Tuesday, September 27, 2011

breaking bad habits, letting go of shame

As a younger woman, one of the idiosyncratic things I carried some shame about for a long time, was being a 'secret smoker.'  During college and for several years after that, a lot of my friends smoked cigarettes when they went out to the bars, socialized, etc.  Because it was socially sanctioned, I joined in and had no shame about it.  But, I also snuck off and smoked cigarettes at other times.  I felt terrible about that type of smoking and put a lot of rules on myself.  And being Miss Moderation, I largely followed the main rule:  no more than 4 cigarettes a day.  Okay five.  
Why did I smoke,when besides being bad for me, it was such an aggravation to go through the elaborate rituals of trying to hide it (perfume, breath mints, hiding in alleys away from my bosses at work?)  Why did I smoke, when I got mad at myself about it?  There were a lot of reasons, but the one I want to talk about is how we tend to want to hold onto shame.  How we sometimes cling to habits that give us an excuse to beat up on oursleves.

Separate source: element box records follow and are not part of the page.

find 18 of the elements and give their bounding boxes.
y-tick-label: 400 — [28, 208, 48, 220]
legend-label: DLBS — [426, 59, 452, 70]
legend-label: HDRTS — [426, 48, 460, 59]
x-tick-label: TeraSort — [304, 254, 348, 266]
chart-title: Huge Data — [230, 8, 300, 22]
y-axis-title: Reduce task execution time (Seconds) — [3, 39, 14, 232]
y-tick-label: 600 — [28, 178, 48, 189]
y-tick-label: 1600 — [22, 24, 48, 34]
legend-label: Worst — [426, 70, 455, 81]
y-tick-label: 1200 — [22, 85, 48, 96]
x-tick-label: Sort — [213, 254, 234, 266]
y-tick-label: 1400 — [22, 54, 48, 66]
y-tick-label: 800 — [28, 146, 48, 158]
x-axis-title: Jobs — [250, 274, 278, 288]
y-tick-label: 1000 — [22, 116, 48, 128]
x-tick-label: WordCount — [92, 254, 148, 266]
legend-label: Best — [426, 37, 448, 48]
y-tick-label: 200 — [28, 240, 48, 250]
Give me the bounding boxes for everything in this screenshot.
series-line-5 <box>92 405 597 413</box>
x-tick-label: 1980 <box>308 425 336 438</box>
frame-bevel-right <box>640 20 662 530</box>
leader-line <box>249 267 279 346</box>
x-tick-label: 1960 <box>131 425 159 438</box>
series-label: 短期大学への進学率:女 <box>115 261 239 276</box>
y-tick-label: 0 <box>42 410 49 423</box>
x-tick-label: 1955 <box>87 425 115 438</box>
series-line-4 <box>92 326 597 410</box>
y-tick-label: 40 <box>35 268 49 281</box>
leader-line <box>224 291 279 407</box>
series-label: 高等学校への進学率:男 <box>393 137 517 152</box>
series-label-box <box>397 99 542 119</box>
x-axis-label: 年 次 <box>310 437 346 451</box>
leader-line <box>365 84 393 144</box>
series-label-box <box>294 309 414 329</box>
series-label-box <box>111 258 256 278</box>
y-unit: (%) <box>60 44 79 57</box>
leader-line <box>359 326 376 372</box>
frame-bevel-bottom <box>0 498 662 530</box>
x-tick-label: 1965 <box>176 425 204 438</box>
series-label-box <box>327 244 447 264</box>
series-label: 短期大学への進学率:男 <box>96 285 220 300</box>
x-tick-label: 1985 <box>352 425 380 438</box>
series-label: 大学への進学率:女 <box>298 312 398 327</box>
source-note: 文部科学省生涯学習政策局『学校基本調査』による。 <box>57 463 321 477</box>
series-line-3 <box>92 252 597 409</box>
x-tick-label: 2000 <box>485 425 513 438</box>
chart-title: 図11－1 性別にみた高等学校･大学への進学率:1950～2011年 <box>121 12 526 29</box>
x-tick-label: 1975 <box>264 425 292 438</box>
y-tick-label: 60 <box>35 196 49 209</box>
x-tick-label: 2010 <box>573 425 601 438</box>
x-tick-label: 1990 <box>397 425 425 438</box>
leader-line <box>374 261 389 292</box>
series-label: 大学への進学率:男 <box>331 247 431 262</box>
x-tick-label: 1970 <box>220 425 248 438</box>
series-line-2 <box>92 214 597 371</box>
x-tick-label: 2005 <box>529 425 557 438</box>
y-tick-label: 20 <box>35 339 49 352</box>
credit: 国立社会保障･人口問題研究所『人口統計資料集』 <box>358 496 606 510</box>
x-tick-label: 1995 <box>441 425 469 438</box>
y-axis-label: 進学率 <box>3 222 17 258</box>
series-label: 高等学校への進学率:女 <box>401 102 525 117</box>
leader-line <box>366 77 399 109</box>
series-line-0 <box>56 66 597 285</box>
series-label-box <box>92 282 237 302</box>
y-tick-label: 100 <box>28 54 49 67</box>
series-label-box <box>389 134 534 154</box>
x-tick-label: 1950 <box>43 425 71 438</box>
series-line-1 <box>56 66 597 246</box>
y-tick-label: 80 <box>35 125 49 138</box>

The theme of regrets and shame, how we are hard on ourselves, I've been really trying to examine this lately. Why do we judge ourselves so harshly? Do we judge others harshly? Sometimes. So if we judge others harshly, I guess it would make 'sense' to judge ourselves that way. 

Yet for me personally, this has not been a problem.  I'm just not judgmental.  But I am a perfectionist with myself.  I observe that many of us are very hard on ourselves and very forgiving of others. Why don't we turn that same compassion inward? What does our shame and regret serve? What does it not serve?

Being a parent has helped me with this, but it doesn't take a parent to get it.  As a parent, there is nothing your kid could do that would make you not love them.  There's a great scene with Lily Tomlin in a movie called "Flirting With Disaster", where she very dramatically clutches her chest and yells at her son  "Even if you were Jeffrey Dahmer, we would still love you!" The whole movie is bizarrely hysterical. 

And absurdly, it does make me think of my experience of love as a parent.  One small example that comes to mind is when my then four year old daughter told a lie and got caught - I said, "Always tell me the truth and you will not get in as much trouble as if you lie and I find out."  She bawled with shame, "I don't know why I have this mischief in me!" she said. 

As a parent, as a human being, I felt compassion for her - I remembered feeling the way she felt when I was a kid - the feeling of being disappointed in yourself.  I think there's a healthy aspect to it, because it can be a motivator to behavior change, but no part of me would ever want her to carry that disappointment with her forever.  The parent in me says to the child in her, "Yes, you made a mistake.  We all do that.  We are human.  Let's go on to the next set of choices and make better ones.  I love you and always will, with all my heart, with all my self."

When we feel this unconditional love, we have some foundation from which to forgive our selves.  We can let go more easily.  We can say to ourselves, "Self, that sucks.  But it's not the end of the world.  Make your apologies if you need to and don't do it again."  The shame is not something that we let define us.

If you are a parent, you know your child is inherently good and is most likely trying her best.  Sometimes she doesn't do as well - when she is tired, when she's had many recent changes (school, teachers, schedules), when she is hungry, or sometimes she just has a bad day.  How are you or I any different from this?

So here's what I propose.  If you are struggling with the same habit, whether it's smoking, eating, a soured relationship, a bad temper, whatever- I propose talking to yourself like you are the most loving, fair parent in the world (I like to think of Atticus Finch from To Kill A Mockingbird).   What might you say to yourself?   Then, take the time to say it.

And if you don't take the time to say it, for goodness sakes, don't get mad at yourself about that.  One of my favorite, flawed heroines, Scarlett O'Hara said it, and I agree - "Tomorrow is another day."